Мальчик остался один. Родных не было. Пусторослев взял его. Жадные, голодные глаза глядели за ним, когда он уводил ребенка.
И все это промелькнуло так быстро, и все это казалось Пусторослеву сном до тех пор, пока он не очутился дома.
Наташа, его чинная и строгая служанка, сердито поморщилась, когда Пусторослев объявил ей, что ребенка он взял и что его надо устроить.

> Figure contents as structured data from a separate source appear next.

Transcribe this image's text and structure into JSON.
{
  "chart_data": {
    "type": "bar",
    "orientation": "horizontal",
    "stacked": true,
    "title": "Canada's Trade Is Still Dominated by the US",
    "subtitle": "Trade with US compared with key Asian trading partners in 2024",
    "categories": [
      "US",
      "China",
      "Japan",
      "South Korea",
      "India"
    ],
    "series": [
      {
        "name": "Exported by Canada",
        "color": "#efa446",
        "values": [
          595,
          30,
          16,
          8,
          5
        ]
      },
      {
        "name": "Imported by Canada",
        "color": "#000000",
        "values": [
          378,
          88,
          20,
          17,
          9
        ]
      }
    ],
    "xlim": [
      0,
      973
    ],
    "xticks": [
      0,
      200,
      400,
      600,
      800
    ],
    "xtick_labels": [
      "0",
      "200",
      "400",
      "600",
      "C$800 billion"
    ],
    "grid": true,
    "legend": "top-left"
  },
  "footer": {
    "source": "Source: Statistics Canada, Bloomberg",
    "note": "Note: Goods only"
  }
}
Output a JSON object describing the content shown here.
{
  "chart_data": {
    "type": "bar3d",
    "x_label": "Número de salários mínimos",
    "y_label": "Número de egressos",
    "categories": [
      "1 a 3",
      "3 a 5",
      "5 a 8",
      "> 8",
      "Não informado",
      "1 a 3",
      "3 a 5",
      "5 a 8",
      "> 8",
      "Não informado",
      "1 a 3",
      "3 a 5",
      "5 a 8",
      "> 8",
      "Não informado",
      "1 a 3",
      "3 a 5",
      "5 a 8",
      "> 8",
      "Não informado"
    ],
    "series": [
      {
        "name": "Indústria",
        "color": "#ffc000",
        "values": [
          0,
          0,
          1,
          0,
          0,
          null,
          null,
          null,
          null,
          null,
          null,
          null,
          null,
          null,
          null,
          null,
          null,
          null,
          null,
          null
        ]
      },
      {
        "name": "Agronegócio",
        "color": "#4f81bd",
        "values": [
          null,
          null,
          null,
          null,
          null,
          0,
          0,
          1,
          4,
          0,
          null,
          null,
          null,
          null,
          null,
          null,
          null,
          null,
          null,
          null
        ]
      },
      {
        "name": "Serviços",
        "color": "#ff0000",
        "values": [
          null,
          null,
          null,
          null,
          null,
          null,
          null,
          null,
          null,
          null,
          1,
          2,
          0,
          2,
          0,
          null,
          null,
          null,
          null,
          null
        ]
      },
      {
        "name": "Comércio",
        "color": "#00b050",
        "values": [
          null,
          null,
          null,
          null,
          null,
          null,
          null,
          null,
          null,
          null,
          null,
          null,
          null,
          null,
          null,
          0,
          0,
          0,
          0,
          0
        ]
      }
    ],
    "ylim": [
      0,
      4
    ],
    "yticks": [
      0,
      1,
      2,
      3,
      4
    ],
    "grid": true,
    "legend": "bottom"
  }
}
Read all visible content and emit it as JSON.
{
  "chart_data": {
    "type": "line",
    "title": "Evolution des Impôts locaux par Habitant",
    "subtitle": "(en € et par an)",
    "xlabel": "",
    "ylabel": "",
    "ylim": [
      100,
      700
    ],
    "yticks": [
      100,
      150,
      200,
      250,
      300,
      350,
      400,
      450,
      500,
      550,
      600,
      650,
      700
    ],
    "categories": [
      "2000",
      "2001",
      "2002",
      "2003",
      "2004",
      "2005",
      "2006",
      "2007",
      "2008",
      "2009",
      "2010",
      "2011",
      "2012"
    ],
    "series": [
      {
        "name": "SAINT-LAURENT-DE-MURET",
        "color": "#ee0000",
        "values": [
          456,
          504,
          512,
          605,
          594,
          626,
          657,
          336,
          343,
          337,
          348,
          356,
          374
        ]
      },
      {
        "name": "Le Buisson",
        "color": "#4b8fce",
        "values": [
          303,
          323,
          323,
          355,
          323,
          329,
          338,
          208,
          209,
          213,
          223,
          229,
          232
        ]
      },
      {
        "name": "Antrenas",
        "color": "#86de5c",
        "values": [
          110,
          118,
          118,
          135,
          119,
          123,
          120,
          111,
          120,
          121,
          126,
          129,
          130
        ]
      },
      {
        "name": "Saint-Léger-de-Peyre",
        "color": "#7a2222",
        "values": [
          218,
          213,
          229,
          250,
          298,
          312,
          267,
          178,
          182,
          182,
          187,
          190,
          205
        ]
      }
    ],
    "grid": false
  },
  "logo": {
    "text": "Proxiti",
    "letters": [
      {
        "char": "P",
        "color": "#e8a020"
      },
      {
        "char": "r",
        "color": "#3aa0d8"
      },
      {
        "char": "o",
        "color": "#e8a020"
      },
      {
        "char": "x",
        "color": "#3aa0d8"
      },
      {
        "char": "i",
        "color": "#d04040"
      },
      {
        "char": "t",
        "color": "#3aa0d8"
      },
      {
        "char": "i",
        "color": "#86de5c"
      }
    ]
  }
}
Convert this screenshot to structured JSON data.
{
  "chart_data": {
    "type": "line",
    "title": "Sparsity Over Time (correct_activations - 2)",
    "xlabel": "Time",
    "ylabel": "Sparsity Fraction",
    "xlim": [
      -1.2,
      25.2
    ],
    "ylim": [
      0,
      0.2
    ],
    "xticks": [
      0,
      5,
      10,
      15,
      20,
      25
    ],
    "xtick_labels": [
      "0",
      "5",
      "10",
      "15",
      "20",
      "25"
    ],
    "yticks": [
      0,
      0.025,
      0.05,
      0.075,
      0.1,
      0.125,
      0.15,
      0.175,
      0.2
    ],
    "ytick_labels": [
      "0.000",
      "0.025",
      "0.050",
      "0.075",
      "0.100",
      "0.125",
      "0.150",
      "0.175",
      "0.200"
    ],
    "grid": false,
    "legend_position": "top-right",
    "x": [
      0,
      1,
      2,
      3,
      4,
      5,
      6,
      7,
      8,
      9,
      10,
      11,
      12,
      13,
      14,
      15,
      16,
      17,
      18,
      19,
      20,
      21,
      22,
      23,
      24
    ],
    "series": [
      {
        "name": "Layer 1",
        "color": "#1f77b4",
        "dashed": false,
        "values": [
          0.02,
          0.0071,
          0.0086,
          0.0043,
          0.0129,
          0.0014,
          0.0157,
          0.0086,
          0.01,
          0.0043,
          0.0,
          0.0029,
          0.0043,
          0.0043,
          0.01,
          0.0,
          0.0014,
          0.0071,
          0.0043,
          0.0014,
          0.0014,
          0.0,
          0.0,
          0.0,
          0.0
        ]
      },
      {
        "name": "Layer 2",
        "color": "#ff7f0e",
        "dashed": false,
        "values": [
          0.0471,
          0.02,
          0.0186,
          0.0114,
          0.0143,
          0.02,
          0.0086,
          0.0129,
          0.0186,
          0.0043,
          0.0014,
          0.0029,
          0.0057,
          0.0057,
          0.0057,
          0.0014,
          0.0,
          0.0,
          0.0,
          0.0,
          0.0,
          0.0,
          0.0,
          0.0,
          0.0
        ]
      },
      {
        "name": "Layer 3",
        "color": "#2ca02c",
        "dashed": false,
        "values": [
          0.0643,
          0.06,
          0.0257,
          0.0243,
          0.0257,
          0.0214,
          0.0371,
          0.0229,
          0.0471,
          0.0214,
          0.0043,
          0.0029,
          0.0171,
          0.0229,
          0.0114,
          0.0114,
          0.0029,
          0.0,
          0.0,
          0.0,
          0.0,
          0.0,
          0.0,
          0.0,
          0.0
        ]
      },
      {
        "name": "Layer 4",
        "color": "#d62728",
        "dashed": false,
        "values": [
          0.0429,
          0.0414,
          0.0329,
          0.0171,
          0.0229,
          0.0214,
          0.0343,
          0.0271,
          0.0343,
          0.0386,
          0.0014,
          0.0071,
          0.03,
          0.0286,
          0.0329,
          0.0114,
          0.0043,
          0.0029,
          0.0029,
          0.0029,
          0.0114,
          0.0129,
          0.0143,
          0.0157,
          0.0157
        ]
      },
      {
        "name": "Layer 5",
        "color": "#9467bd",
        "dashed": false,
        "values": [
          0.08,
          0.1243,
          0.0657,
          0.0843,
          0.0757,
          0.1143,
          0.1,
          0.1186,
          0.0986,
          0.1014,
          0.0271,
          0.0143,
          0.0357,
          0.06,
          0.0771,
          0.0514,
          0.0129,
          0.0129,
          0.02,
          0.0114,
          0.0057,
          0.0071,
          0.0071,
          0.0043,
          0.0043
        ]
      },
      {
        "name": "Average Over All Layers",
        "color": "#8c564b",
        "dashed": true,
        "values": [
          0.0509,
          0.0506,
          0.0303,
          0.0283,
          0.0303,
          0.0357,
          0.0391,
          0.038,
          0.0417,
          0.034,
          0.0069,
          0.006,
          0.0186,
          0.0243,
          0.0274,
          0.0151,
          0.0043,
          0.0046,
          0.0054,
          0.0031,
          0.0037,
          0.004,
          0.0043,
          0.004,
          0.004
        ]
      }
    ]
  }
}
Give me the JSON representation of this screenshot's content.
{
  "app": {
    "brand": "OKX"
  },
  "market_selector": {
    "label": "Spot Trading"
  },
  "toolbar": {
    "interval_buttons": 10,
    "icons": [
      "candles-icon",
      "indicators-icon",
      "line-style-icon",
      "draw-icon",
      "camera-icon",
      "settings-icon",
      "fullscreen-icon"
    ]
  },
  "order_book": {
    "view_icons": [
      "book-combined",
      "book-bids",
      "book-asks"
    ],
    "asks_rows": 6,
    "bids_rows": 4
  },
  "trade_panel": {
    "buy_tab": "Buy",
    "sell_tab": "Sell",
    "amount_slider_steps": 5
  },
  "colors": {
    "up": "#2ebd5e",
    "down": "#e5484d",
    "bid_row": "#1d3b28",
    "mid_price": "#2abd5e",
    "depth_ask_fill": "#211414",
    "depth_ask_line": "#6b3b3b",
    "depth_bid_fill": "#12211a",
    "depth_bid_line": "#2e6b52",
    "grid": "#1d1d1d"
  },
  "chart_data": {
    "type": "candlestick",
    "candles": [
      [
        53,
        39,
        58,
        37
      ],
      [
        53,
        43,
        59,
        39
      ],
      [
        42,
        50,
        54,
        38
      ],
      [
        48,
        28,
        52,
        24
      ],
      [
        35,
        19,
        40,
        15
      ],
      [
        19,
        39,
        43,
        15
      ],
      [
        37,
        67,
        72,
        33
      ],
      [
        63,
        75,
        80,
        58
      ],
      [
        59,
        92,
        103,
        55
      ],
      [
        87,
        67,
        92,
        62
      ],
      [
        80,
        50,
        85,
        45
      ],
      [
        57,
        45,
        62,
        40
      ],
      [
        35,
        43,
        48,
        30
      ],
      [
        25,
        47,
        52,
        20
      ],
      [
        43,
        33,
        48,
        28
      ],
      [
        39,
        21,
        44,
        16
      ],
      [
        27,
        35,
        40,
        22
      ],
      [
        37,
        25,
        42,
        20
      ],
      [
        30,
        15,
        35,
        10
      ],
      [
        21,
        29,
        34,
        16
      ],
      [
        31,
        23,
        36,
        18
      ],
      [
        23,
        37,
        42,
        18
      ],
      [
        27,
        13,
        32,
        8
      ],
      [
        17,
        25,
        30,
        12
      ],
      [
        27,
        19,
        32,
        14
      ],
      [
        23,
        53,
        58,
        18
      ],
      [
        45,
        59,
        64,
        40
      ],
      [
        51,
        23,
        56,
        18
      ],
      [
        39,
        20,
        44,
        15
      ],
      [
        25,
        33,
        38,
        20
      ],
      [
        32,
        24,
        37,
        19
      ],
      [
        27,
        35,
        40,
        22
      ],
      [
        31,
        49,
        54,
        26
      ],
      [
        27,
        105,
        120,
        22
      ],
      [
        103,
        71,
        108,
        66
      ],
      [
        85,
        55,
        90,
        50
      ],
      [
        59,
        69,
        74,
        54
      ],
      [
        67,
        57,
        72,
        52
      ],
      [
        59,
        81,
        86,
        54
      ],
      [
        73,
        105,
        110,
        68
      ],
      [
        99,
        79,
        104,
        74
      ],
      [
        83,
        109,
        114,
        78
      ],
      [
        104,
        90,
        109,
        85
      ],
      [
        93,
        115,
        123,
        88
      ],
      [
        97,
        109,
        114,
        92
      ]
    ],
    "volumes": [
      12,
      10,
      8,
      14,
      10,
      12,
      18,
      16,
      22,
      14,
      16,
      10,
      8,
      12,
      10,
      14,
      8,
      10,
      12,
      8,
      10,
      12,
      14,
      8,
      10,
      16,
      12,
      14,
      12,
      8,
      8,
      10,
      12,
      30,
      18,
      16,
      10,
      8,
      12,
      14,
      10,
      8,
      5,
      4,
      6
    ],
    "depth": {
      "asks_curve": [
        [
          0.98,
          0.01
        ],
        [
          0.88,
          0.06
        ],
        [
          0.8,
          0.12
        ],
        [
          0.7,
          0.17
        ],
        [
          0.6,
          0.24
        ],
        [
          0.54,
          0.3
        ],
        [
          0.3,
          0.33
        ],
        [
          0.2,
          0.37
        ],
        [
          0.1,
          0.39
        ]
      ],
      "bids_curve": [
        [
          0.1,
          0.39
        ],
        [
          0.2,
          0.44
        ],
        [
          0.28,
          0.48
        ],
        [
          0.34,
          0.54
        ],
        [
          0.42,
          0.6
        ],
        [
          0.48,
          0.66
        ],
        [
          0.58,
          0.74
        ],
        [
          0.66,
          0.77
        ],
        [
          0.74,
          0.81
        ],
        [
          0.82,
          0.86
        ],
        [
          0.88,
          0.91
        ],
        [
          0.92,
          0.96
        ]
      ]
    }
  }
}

— За два часа не отмоешь, — ворчала она.
На другое утро Пусторослев заказал мальчику белую одежду того покроя, который он видел на своем таинственном посетителе. Заплатил, не торгуясь, так щедро, что, несмотря на предпраздничную спешку, одежда к вечеру была готова.
И когда вечером тщательно вымытый, выстриженный, тонкий, белый, с горящими черными глазами, в короткой белой одежде, оставляющей ноги голыми, необутый мальчик тихо подошел к Пусторослеву, стало Пусторослеву жутко, — так похож был этот мальчуган на того, вечернего и таинственного.
— Ты откуда, Гриша? — спросил Пусторослев.
Мальчик неловко дернул плечом, потеребил тонкими пальчиками складки своего наряда и ответил:
— Из фабричных.
Помолчал. Потом сказал по-ребячески плаксиво:
— Утром с Наташей ездили, маму хоронили. Отец летом помер, теперь мама померла, — просто хоть ложись да умирай.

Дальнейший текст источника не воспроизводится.